For now, I went back to regular Dockerfiles. There are also nice things doing so, but I'm feeling like we're missing a tool right now, especially when we build multiple variants of the same image, (like someapp, someapp-with-ml-libraries, someapp-for-prod, etc.) which share a lot of build steps and forces to duplicate large parts of dockerfiles, as of now. And feeling the pain again of not having the package manager downloads cached ... I guess this step back is what is needed to make the two step forward soon with buildkit-based awesomeness.

Still we're not quite there. :)

We use MOUNT feature to pass ssh-authentication-agent, like:

MOUNT {{ .Env.SSH_AUTH_SOCK }}:/ssh-agent
ENV SSH_AUTH_SOCK=/ssh-agent

This allow build-process to pull a private git repo. With this trick, everyone with access to the private repo, can build it (an there is no need to push credentials in docker-file, or similar place), and it integrates well with jenkins.

This can be done ONLY with real mount (which makes mounting sockets available), and not achievable with copy-like commands.

So I realised that with a fair bit of messing around you can always simulate MOUNT by running an image with -v where you'd normally mount stuff, run some scripts to install packages and then convert that back to an image that can be used as a base in a normal Dockerfile.

# build all our deps in to it
args=(
	docker run -it
	-v "$PWD/.cache/yum:/var/cache/yum"
	-v "$PWD:/scripts"
	--name "$name"-tmp
	"$mybaseimage"
	/scripts/install_packages.sh
)
"${args[@]}"

# convert it to an image
docker stop "$name"-tmp
docker commit "$name"-tmp "$name"-tmp-image

# do some more docker buildy stuff to it
tmpdir=.tmpbuild-$$
mkdir "$tmpdir"
(
	echo "FROM $name-tmp-image"
	echo WORKDIR /foo
	# ... whatever else you'd normally do in a Dockerfile ...
) > "$tmpdir/Dockerfile"
docker build -t "$name"-image "$tmpdir"
rm -rf -- "$tmpdir"

Ugly, but I think I can get the desired behaviour without having to rely on Rocker.

@neerolyte I was telling on a lot of build scripts like this before I found rocker, (building contexts in tars that you pipe in another docker build command ...) the main problem is that it is complex and hard to maintain ...

MOUNT and ATTACH were always my aces in the hole for quickly and easily debugging issues during build processes, and nothing else has really replicated their ease of use yet as far as I know.

I know the above isn't really contributing much value to this ticket but I felt I needed to mourn the loss of rocker after using it constantly for ~2 years :) Thanks for keeping it going as long as you did guys

I have been using gitlab-ci as a replacement to MOUNT for some time now.
Example
For node base projects I set up something like this https://gist.github.com/Larry1123/b9ad384b16035f4200ee4adb3736b67f and just do a COPY of the resulting node_modules and dist files in the Dockerfile.
I'm able to have a cache for any number of types of build tools.
The only issue I have with my current workflow using gitlab-ci is that it is much harder to debug a build without manually following the steps I have setup, as the gitlab-ci does not at this time provide a good way to run locally for dev.
I did not know about the new multi-stage-builds in docker.

I had liked using rocker a lot, but only started using rocker about a year ago and the project had started to look unsupported so I was tring to use only what I could not find in other tools that had support.

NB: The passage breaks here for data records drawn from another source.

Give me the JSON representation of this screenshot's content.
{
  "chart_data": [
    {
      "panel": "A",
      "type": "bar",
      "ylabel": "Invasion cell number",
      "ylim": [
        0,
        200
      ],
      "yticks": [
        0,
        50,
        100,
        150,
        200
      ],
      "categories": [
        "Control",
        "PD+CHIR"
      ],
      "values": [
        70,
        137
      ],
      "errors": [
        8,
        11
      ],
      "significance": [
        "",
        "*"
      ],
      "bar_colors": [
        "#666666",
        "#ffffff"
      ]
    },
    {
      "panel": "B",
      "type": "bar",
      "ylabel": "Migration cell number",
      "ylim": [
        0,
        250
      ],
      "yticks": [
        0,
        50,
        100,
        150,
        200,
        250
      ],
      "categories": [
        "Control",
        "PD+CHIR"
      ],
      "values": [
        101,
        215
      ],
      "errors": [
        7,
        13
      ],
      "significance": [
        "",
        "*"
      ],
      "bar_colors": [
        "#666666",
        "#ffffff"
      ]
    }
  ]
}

The mulit-stage-builds along with still using gitlab-ci as part of my build stack, for the most part should cover what rocker did.
I wish there was one tool that covered everything better.

I hope that for those that it can help with sharing what I use in place of mount will help.

Just wanted to note, we have a similar issue around cache invalidation at SeatGeek, and built https://github.com/seatgeek/docker-build-cacher . This works pretty well for our use-case, but may not work for every MOUNT use-case. Posting it here in case it helps anyone (I landed here for other reasons).

Meanwhile, buildkit has been merged into the mainstream as experimental functionality. That means, soon we are probably to see native robust caching. Haven't tried that yet though.